Talepler 8 Şubat’ta açıklandığı halde işveren durumundaki belediyeler bugüne kadar somut bir teklifte dahi bulunmadı. Kamudaki aç gözlü patronlar diğer sektörlerdeki sınıf kardeşleri gibi, özellikle düşük ücretli çalışanlar için gündeme getirilen ayda en az 200 avro zam talebine karşı çıkıyor. Görüşmelere federal devlet adına katılan İçişleri Müsteşarı Hans-Georg Engelke, “Yüzde 6 ücret zammı talebi çok yüksek olduğu gibi sabit zam olarak belirlenen 200 avro çok yanlış bir talep” diyerek, “Ne federal ne de yerel yönetimlerin bu kadar yüksek bir talebi yerine getirmeleri mümkün değil” şeklinde bir açıklama yaptı. 200 avro sabit zam talebinin yüzde olarak 11,4’e denk düştüğünü belirten Engelke, “Eğer sendikanın tüm taleplerini karşılarsak yıllık harcamalarımız 6,5 milyar avro artacak” iddiasında bulundu. Engelke’yle benzer argümanlar kullanan Federal İçişleri Bakanı Thomas de Maiziere ise çalışanların “olumlu ekonomik gelişmeden pay” almaları gerektiğini itiraf ettiği halde, %6 zam ve en az 200 avro talebini kastederek, “Bunun nasıl karşılanabileceğini ben şahsen bilmiyorum” diyor.

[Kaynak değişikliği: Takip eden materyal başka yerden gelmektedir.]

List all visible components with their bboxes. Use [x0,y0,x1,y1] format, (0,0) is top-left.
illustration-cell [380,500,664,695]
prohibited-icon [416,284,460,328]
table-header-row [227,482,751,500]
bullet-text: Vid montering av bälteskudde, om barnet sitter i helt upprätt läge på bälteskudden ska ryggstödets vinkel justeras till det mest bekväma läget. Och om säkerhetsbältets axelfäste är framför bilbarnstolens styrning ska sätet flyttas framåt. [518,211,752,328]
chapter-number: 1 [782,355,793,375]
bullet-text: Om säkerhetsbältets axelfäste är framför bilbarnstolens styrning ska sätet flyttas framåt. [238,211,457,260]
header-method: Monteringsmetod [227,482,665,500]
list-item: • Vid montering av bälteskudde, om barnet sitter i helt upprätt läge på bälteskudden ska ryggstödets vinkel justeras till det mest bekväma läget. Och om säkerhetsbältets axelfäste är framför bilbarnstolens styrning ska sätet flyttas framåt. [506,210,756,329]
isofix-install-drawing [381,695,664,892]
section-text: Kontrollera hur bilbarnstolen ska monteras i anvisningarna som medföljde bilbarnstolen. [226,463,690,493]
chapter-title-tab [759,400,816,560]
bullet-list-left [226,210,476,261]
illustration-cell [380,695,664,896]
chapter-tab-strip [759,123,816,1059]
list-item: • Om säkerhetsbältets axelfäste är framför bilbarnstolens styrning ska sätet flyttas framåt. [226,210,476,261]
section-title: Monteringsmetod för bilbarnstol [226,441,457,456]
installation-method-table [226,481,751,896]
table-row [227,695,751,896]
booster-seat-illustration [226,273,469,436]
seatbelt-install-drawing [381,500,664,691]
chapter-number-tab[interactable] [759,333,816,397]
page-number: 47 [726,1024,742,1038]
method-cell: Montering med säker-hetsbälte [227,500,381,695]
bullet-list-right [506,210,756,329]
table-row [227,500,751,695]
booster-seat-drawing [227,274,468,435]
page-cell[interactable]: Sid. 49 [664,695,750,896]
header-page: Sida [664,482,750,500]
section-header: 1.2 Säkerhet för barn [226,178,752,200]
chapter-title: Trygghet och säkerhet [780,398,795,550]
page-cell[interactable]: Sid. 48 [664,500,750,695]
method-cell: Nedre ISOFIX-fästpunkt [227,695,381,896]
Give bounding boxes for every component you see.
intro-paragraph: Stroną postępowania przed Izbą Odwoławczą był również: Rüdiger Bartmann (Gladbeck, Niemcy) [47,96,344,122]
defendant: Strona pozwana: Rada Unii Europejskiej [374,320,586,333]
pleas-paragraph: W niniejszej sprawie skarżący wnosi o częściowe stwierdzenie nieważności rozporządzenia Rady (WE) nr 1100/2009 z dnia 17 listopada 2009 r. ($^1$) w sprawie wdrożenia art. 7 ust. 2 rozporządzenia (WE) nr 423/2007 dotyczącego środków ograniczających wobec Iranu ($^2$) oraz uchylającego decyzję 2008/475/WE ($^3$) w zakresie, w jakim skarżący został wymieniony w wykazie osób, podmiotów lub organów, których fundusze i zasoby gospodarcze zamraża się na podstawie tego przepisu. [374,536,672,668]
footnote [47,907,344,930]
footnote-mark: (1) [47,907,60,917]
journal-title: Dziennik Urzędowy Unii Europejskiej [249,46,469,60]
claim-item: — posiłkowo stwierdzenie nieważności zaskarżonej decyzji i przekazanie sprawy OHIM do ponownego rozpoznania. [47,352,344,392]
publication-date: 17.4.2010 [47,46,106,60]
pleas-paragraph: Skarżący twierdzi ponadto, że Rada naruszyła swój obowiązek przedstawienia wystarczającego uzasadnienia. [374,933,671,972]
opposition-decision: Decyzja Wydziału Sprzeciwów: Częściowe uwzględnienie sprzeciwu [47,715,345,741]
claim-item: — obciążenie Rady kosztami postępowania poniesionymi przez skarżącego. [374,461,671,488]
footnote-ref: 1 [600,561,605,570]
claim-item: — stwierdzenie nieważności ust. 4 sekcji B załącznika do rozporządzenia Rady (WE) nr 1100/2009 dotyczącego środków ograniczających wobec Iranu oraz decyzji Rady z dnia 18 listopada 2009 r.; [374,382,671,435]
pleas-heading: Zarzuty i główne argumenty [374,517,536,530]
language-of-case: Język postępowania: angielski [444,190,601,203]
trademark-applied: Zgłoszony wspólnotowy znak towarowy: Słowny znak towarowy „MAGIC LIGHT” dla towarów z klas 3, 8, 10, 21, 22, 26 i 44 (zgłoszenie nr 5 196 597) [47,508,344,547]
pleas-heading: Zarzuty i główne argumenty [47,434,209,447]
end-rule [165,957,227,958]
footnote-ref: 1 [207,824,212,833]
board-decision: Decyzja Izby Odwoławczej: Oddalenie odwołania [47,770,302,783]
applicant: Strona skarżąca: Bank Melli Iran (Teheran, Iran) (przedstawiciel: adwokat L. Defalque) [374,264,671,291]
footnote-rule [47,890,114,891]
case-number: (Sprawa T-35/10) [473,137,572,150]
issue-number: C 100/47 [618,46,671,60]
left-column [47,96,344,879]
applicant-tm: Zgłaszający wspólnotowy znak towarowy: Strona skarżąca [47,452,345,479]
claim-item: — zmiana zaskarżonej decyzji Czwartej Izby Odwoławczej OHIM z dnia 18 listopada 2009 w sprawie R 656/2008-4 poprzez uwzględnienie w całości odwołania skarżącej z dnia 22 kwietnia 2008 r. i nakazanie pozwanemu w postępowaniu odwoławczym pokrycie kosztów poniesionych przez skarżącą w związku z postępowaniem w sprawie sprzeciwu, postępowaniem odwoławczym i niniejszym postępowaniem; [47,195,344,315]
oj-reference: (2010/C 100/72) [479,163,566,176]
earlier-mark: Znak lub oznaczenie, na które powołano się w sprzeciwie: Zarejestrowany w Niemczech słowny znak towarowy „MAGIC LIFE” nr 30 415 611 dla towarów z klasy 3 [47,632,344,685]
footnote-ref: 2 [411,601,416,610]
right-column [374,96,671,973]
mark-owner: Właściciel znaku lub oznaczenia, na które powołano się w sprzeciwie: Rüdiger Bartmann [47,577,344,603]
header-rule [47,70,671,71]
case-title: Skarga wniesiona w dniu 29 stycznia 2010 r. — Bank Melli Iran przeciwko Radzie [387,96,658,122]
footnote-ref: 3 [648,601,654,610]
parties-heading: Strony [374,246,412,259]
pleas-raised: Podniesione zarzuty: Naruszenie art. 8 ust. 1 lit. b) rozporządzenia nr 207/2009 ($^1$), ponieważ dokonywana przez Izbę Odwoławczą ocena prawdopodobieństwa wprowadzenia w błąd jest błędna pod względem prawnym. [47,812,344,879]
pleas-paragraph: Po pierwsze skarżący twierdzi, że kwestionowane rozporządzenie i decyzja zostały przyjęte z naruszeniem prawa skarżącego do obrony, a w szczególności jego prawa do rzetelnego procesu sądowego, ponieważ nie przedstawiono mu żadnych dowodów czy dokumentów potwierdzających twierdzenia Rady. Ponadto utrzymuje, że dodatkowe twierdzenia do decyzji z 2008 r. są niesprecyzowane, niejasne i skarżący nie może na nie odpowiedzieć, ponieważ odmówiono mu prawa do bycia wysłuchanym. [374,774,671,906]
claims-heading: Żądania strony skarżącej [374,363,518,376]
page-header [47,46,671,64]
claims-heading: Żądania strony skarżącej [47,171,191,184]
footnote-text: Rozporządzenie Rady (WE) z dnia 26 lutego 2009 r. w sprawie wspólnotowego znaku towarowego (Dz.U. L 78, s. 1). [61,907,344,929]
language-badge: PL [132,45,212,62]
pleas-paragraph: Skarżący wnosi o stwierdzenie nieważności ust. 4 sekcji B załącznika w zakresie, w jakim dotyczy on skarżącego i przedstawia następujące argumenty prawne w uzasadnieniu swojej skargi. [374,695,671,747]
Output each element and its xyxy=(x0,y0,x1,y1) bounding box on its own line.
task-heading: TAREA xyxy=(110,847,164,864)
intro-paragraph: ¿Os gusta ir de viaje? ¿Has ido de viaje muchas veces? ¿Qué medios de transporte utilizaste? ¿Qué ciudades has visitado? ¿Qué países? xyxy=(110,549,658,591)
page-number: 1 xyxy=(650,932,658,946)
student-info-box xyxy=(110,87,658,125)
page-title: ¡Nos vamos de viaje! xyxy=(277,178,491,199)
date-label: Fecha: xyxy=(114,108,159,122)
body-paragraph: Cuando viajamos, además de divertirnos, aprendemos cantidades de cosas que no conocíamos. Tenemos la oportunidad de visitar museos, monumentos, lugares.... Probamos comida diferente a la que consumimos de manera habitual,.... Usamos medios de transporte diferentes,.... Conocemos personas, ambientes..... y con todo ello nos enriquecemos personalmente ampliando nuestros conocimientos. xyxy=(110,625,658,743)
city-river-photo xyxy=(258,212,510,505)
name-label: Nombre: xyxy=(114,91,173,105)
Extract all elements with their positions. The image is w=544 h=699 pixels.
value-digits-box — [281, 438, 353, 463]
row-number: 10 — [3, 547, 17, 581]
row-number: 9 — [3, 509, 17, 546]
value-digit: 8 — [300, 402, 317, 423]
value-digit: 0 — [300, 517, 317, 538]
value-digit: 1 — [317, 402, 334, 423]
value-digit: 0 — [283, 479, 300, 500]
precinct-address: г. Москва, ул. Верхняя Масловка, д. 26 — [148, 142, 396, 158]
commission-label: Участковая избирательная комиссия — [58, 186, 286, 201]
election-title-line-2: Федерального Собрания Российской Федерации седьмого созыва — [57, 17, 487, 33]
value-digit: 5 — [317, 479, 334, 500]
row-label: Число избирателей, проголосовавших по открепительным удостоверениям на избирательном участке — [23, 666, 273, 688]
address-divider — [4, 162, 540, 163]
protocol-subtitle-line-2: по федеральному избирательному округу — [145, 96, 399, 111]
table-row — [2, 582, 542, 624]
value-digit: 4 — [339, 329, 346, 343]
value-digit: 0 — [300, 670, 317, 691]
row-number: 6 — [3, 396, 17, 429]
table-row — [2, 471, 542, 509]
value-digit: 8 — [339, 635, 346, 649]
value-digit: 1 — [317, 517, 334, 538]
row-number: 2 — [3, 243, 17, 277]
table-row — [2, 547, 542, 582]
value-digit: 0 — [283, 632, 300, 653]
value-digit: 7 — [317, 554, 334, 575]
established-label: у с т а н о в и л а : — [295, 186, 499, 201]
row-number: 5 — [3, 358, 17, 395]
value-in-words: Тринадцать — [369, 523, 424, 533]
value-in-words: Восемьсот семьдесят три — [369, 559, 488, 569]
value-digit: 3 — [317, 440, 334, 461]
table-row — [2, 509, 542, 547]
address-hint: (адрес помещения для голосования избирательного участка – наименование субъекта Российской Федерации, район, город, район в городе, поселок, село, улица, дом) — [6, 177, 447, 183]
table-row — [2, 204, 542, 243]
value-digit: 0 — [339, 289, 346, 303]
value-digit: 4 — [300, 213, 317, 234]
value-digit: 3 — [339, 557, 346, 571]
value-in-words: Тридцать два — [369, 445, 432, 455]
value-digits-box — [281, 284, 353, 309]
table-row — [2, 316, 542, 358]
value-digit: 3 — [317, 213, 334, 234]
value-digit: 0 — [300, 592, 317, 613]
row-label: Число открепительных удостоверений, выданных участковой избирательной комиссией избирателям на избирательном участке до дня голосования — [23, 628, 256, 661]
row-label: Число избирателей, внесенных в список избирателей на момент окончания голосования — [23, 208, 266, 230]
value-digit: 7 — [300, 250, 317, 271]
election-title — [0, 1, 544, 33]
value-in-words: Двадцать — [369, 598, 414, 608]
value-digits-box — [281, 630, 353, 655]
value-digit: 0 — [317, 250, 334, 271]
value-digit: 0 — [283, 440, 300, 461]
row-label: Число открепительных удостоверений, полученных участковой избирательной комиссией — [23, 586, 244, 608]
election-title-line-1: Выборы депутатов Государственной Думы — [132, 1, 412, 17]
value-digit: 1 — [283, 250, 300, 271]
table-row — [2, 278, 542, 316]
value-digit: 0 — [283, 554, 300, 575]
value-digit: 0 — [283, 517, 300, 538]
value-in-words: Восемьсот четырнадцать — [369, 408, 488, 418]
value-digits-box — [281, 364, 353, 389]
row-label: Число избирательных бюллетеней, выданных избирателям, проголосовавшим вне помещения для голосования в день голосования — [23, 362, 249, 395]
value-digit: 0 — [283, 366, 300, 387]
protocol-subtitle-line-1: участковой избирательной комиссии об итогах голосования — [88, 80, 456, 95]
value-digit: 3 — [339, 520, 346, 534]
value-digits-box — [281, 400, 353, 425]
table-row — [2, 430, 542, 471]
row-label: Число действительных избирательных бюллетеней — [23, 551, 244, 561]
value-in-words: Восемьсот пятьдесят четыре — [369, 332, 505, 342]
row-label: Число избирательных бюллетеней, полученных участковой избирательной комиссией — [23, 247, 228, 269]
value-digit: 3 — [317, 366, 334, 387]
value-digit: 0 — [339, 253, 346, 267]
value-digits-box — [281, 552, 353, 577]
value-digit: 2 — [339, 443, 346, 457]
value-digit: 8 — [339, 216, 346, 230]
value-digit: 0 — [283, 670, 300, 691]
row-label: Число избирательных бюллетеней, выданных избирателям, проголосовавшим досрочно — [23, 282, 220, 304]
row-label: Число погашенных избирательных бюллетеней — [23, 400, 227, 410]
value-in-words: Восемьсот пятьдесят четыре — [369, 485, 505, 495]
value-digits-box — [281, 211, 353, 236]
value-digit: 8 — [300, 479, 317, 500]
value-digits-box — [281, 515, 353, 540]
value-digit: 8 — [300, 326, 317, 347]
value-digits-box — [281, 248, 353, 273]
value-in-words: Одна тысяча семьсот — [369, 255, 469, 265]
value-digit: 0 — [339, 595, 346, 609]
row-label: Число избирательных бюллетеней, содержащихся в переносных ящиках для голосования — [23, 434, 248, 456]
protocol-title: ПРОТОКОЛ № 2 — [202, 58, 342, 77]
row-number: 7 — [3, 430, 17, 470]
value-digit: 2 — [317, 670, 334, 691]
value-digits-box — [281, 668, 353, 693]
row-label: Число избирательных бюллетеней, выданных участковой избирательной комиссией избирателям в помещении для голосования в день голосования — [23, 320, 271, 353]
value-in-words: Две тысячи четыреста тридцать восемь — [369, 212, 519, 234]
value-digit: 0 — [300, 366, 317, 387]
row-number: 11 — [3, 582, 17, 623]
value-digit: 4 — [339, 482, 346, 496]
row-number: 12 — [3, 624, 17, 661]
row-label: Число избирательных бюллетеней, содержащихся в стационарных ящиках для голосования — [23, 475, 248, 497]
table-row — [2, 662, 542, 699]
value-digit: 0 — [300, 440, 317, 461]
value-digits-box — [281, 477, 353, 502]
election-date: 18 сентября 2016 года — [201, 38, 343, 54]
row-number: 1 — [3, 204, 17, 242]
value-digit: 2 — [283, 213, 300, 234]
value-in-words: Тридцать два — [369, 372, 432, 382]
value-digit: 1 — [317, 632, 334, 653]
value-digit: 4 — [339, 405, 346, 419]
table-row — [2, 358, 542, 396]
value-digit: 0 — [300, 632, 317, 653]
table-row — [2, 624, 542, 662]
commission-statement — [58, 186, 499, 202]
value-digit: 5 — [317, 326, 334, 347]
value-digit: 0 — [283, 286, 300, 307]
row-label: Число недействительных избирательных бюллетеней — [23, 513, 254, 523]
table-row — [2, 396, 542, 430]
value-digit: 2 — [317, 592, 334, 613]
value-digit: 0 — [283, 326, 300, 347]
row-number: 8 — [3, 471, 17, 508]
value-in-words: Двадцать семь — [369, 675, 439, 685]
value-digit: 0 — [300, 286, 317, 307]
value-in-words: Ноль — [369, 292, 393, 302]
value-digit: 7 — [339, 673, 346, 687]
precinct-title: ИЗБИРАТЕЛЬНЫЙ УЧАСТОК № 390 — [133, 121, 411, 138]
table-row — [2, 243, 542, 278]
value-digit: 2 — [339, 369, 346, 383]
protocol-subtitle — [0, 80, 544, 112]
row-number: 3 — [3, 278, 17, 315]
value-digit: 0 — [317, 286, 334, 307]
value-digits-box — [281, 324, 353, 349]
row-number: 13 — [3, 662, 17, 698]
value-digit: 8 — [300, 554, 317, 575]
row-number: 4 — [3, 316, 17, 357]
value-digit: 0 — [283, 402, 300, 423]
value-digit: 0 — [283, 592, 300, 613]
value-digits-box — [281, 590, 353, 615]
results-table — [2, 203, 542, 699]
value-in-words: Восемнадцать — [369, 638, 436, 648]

Buna karşın, hiç değilse bugün için ver.di yöneticileri 200 avro zam talebinden kesinlikle geri adım atmayacaklarını belirtiyorlar ve üçüncü tur görüşmeyi bekliyorlar. Bizzat sendika başkanı Frank Bsirske, üçüncü turdan da bir uzlaşma sağlanamazsa uyarı grevlerine devam edeceklerini açıkladı. kamu emekçileri de dahil herkes 15-16 Nisan’da Potsdam’da yapılması kararlaştırılan görüşmeye kilitlenmiş bulunuyor.

Almanya’nın gerçekleri ve sendika bürokratlarının hilekârlıkları

Alman sermaye sınıfının özellikle son on yıl içinde zenginliğine zenginlik, kârına kâr kattığı bizzat resmi verilerle sabittir. Fakat özellikle TİS dönemleri tersinden açıklamalar yapılmakta, gündelik olarak dipsiz yalanlar öne sürülmektedir. Örneğin bir süre önce metal ve elektronik işletme patronları aynı yalanlara başvurmuş, IGM’in ileri sürdüğü %6 oranlı zammı çok yüksek bulmuştu. Şimdi kamu işyerleri patronları aynı şeyi yapıyorlar. Gerçekte çok rahat karşılanabilecek bir zamma “çok yüksek“ deme utanmazlığı ile işçilerin karşısına çıkabiliyorlar.

Kamu emekçilerinin üyesi oldukları ver.di ve başındaki bürokratlara gelince, yukarıda da belirtildiği gibi bugün için talepler konusunda ısrarlı görünüyorlar. Sendika başkanı Frank Bsirske özellikle düşük ücretliler için ileri sürdükleri aylık 200 avro zam konusunda geri adım atmayacaklarını belirtmiş de bulunuyor. (Yeri gelmişken, ver.di’nin Almanya’da IGM’den sonraki en büyük ve güçlü sendika olduğunu belirtelim. Öte yandan sendika başkanı Bsirske de halihazırda Almanya’da en ön plandaki sendika yöneticilerinden biridir.)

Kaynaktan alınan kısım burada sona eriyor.